Die Forscher prüften, wie die KI bei unterschiedlichen Profilen von Anlegern reagiert: Ein Beispiel war die Anfrage eines 30-Jährigen mit mittlerer Risikobereitschaft und 10’000 Dollar Kapital. Die von der KI zusammengestellten Portfolios wurden mit einem globalen Indexfonds – dem Vanguard Total World ETF – verglichen. Ergebnis: Die KI-Empfehlungen lagen in allen Tests über dem Risikoniveau des Benchmarks.

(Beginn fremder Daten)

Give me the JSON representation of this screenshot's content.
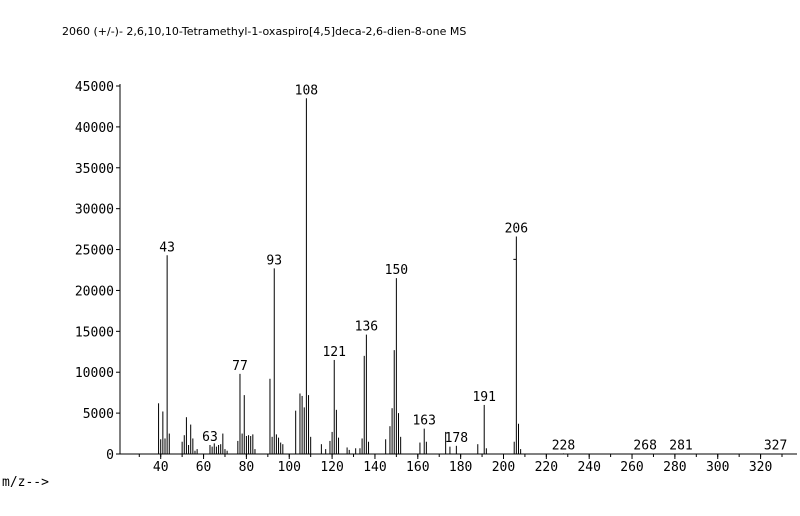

Verzerrungen in den Portfolios
Die Studie deckt fünf typische Muster auf:
- Übergewicht von US-Aktien: Rund 93 % der empfohlenen Anlagen entfielen auf US-Titel – der Benchmark liegt bei 59 %. Das macht die Portfolios anfällig für Schwächen der US-Wirtschaft.
- Technologie- und Konsumlastigkeit: Trendbranchen dominierten die Vorschläge, während stabilisierende Sektoren wie Transport oder Dienstleistungen kaum berücksichtigt wurden.
- Jagd auf «heisse Aktien»: Häufig wurden stark gehandelte, «angesagte» Titel empfohlen – ein kurzfristiger Ansatz mit zweifelhaftem Nutzen.
- Aktiv statt passiv: Statt kostengünstiger Indexfonds schlugen die Modelle riskantere Einzeltitel oder teure aktive Fonds vor.
- Versteckte Kosten: Die Gesamtkosten der KI-Portfolios lagen höher als beim Benchmark, was die langfristige Rendite schmälert.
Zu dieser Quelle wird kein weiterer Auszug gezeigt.